AKP yönetimi kan, gözyaşı ve acı içinde kıvranan bir toplum yarattı. Halklarımız her gün yeni bir felaket haberiyle sarsılıyor.

 

 

AKP yönetimi kan, gözyaşı ve acı içinde kıvranan bir toplum yarattı. Halklarımız her gün yeni bir felaket haberiyle sarsılıyor. Bu defa 33 askerin ölüm haberi… Bir kez daha hükümetin çıkar hesaplarına Suriye topraklarında kurban verilmiş onlarca can…

Yetkililerin açıklamalarına bakınca devam edeceği görünen felaketlerden kurtulmanın ancak bu felaketin sorumlularından kurtulmakla mümkün olacağını gösteriyor. Bir alternatif yaratmanın zaruret haline geldiği bir süreç içindeyiz. Özellikle CHP’nin bu yaşananlardan bir ders çıkararak farklı bir rota çizmesi gerek. CHP açıkça savaşa karşı çıkmalıdır. Suriye’de cihatçılara kalkan olma politikalarına son verilmeli, Suriye’den tüm yabancı güçler çekilmelidir.

AKP’nin artık bir yaşam biçimi haline getirdiği, “vatan, millet, bayrak, ezan, şehit…” gibi kavramlar üzerinden köşeye sıkıştırdığı muhalefetin gerçekleri irdeleyerek yeni tarz bir siyaset geliştirmemesi halinde AKP’nin yaşanan bunca acıya, iflas etmiş yayılmacı politikalara rağmen işin içinden sıyrılıp çıkması pek ala mümkün.

Oysa çılgın projelerin mimarı olmakla övünen 18 yıllık AKP yönetiminin neo-Osmanlıcı çılgın emperyal hedefleri, her seferinde acılarımıza acılar, sorunlarımıza yeni sorunlar ekliyor.

Bir yandan ekonomik kriz, bir yandan deprem felaketleri diğer yanda savaş politikasının ağır sonuçlarıyla boğulmanın müsebbibidir AKP. Rant ve kar odaklı yapılaşmanın sonucu olarak depremler ölümlere ve sonrasında sefalete, acıya ve yoksulluk içinde bir yaşama neden olurken, insanlar başını sokacak dört duvar bulamazken “itibardan tasarruf olmaz” diyen iktidar savurganlığını sürdürüyor. Kızılay gibi bir kurum bile, Ali Cengiz oyunlarıyla yandaşlığın aracı haline getirilebiliyor.

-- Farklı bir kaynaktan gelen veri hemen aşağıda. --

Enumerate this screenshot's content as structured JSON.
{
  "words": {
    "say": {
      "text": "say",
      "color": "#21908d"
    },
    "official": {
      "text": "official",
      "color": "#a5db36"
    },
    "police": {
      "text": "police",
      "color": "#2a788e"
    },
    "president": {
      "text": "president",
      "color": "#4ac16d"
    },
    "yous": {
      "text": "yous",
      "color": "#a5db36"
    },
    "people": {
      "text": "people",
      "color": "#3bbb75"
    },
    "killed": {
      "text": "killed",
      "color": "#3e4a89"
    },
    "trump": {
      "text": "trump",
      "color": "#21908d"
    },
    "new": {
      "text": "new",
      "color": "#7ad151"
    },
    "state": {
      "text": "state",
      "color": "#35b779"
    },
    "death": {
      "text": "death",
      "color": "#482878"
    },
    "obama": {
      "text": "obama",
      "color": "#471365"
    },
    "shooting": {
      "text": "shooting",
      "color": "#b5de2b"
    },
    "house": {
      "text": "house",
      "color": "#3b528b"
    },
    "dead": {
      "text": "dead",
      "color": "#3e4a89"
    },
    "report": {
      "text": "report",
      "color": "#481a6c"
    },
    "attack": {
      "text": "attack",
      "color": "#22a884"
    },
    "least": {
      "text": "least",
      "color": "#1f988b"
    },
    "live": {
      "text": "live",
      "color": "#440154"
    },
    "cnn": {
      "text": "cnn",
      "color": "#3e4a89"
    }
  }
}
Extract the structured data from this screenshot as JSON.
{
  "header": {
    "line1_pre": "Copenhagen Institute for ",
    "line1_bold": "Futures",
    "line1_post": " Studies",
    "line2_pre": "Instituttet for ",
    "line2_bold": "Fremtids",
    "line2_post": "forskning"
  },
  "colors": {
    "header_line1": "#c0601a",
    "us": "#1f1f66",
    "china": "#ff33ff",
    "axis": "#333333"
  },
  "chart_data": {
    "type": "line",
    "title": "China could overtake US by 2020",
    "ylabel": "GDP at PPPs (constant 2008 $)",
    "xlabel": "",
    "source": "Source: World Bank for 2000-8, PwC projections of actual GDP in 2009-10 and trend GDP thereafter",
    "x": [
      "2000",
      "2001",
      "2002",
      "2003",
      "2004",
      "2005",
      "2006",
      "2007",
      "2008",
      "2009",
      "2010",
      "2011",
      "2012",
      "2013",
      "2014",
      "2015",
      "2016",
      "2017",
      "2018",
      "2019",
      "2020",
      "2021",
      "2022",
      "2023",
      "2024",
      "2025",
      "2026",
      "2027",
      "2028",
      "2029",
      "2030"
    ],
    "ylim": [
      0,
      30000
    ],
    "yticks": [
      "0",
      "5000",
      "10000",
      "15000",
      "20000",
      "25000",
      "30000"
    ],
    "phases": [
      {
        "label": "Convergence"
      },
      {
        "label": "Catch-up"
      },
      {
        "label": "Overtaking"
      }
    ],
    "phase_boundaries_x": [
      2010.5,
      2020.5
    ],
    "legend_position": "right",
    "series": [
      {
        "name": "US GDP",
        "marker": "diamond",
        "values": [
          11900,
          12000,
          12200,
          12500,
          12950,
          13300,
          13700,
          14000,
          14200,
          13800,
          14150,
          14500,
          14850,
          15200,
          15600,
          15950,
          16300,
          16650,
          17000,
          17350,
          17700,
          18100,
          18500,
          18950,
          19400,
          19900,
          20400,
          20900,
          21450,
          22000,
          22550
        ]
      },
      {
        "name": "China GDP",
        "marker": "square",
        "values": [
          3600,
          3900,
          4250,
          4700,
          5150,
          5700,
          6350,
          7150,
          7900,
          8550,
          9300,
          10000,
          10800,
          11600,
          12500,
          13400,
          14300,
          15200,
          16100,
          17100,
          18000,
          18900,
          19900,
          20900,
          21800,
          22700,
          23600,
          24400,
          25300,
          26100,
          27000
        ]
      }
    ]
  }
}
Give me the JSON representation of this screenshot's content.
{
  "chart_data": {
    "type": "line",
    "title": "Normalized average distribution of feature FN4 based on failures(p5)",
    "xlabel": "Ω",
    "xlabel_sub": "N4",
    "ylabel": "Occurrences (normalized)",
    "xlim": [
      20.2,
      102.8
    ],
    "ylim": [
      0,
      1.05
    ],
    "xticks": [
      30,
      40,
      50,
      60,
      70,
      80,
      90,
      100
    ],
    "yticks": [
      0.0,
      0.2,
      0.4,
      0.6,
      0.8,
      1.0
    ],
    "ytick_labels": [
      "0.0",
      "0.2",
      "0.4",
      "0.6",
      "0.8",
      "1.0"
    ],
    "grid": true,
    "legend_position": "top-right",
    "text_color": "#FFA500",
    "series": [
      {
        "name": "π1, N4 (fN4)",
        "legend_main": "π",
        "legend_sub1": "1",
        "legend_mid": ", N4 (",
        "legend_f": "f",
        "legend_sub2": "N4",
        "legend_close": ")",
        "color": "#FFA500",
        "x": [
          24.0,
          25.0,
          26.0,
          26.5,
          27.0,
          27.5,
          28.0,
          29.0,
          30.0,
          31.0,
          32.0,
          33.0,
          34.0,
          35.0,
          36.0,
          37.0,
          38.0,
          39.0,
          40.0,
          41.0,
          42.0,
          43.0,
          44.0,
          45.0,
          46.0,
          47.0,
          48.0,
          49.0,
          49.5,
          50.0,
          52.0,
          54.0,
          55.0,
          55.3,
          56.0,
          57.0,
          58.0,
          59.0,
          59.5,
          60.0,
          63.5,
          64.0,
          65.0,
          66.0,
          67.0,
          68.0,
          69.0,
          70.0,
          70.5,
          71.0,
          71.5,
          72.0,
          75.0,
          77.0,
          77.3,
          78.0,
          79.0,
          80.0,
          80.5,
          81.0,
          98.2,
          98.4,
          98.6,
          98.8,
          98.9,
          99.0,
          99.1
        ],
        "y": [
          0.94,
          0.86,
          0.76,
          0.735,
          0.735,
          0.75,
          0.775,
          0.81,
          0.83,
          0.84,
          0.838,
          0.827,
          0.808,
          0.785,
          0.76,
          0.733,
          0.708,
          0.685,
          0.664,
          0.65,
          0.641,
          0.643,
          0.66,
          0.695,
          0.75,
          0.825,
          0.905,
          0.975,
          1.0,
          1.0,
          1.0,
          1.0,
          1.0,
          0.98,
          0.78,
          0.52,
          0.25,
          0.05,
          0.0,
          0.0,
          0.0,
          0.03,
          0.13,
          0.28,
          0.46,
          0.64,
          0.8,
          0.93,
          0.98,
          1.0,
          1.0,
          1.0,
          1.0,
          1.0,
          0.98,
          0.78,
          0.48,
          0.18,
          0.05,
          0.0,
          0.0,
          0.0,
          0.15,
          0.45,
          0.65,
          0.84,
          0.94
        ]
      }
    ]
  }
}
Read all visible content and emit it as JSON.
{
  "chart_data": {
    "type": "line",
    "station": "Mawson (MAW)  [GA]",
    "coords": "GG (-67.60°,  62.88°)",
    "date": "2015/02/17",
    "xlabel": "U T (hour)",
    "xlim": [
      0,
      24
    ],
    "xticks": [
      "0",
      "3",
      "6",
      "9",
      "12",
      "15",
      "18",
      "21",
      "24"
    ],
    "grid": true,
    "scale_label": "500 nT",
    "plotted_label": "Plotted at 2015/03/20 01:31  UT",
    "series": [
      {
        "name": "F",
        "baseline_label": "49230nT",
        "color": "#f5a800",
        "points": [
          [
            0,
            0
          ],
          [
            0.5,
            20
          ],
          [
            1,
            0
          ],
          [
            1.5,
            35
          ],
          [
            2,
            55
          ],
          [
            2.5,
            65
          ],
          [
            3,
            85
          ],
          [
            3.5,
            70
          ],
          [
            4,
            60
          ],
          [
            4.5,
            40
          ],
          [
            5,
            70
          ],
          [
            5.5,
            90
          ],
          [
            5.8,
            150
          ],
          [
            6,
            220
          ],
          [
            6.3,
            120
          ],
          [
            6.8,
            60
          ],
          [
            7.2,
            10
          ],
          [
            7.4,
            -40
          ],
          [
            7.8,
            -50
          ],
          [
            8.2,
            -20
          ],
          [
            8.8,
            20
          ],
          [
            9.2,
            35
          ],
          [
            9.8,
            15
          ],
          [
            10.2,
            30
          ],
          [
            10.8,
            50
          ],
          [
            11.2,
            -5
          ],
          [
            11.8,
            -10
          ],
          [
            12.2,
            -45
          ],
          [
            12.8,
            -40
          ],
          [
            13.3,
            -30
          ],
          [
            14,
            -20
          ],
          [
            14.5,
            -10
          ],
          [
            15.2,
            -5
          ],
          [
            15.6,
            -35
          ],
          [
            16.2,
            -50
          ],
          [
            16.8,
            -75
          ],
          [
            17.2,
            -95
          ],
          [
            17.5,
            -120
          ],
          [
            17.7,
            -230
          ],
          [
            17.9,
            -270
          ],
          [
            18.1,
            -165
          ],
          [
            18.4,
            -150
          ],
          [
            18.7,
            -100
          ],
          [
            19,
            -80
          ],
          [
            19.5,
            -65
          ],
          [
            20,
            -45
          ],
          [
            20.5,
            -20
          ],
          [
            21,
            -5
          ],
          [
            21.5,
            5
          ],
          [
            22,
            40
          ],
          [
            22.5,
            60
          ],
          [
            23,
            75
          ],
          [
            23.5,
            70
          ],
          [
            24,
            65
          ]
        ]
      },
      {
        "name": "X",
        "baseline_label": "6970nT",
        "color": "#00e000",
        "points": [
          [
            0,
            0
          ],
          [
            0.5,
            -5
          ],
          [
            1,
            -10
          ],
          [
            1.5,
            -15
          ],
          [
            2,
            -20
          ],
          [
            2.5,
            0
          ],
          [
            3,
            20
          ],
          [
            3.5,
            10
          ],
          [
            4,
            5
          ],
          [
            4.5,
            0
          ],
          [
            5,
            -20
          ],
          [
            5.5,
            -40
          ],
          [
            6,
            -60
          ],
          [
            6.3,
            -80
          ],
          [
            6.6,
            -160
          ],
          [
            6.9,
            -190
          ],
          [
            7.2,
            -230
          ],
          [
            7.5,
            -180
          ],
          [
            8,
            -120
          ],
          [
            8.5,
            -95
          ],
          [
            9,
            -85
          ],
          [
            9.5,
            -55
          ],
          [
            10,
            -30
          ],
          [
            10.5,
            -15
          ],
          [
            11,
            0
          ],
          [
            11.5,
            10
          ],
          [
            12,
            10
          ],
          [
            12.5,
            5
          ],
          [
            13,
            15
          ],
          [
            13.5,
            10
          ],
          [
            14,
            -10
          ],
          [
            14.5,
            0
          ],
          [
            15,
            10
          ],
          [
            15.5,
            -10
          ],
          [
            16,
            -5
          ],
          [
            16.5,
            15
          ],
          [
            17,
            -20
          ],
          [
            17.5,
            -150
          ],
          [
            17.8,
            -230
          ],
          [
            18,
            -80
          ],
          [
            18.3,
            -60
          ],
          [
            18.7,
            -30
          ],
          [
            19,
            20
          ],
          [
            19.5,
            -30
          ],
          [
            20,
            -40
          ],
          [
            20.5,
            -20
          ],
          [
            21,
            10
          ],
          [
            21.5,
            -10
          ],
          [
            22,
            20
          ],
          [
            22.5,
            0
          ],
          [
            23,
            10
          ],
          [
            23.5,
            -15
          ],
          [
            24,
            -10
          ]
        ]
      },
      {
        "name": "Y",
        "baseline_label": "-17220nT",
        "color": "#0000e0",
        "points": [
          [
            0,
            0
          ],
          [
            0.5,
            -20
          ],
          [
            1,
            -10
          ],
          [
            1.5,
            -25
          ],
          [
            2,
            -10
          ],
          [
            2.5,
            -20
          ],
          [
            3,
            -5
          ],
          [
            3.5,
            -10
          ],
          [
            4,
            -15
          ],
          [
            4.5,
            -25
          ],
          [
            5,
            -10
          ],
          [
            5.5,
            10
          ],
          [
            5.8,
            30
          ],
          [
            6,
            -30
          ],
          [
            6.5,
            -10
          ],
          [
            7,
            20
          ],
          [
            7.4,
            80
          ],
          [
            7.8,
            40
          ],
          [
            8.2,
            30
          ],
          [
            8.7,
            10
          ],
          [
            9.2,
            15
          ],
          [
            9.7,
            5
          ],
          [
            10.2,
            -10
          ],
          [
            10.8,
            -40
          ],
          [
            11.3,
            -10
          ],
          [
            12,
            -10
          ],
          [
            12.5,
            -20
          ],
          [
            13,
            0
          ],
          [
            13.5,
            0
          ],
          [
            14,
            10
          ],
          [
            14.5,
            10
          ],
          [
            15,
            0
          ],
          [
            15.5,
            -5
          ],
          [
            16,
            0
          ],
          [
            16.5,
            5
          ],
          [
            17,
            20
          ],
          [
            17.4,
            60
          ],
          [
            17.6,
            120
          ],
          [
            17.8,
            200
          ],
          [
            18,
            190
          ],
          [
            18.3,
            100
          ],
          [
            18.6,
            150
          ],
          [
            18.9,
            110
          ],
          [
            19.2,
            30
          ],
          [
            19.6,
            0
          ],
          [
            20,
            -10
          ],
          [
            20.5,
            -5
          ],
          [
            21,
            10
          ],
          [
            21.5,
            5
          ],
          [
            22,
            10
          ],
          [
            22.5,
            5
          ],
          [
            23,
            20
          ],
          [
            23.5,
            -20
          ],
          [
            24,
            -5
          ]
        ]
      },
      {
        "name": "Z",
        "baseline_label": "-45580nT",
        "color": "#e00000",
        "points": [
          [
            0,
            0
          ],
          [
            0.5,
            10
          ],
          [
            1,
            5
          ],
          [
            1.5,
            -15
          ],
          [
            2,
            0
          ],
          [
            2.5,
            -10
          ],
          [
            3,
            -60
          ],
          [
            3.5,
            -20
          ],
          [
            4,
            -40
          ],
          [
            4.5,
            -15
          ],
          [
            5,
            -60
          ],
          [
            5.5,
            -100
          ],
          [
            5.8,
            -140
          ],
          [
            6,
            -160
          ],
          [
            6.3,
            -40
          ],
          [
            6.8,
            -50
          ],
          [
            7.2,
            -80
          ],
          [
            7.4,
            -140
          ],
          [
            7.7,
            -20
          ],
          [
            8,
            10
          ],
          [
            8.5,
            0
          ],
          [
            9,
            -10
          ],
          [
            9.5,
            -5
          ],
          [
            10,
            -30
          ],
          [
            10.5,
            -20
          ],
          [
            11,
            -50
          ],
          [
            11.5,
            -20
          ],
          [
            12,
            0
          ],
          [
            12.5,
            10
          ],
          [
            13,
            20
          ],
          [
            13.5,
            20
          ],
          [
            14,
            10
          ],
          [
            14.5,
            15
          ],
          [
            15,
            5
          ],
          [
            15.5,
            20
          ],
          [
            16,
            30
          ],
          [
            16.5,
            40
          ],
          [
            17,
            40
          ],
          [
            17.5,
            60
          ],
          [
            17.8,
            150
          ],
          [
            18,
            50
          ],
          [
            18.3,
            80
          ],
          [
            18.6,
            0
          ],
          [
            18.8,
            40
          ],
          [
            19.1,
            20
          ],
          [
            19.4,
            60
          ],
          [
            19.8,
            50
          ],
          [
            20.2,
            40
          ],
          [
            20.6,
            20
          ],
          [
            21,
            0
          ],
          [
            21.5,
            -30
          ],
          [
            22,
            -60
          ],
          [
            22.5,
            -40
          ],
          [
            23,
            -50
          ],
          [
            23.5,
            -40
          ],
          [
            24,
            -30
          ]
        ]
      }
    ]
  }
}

Hala saraylar inşa ediliyor. Beştepe Külliyesi yetmiyor. İstanbul’daki ünlü saraylar yetersiz geliyor. Ahlat Sarayı, deniz kıyılarında inşa edilen yazlık saraylar, uçan saraylar, yüzen saraylar ekleniyor safahat zincirine… Diyanet, vakıflar, tarikatlar ülke kaynaklarını emen iktidar kurumları olarak büyük bütçelerle yönetilirken, halk ekmek aramaktadır.

Bir yandan intiharlar, yokluk, yoksulluk, işçinin işsizin feryadı, üreticinin çığlığı diğer yanda “Harp halindeyiz, halinize şükredin” diyen AKP milletvekilleri, saray savunucuları var. Bir yandan “İşsizim, çocuklarım aç” diyerek kendini ateşe veren, kendini kamyona asarak intihar eden şoförün dramı diğer tarafta “Türkiye savaş içinde, uçaklarımız su yakmıyor, tanklarımız leblebi atmıyor mermi harcıyor, bunlar hep parayla” diyerek halklarımızı yokluğa, yoksulluğa mahkum eden iktidar sahipleri var.

Giderek artan ekonomik krizin, büyüyen işsizliğin, artan enflasyonun, hayat pahalılığının fırlayan dövizin tahrip edici sonuçlarına çözüm bulması gerekenler daha büyük yıkıma hazırlıyorlar Türkiye’yi.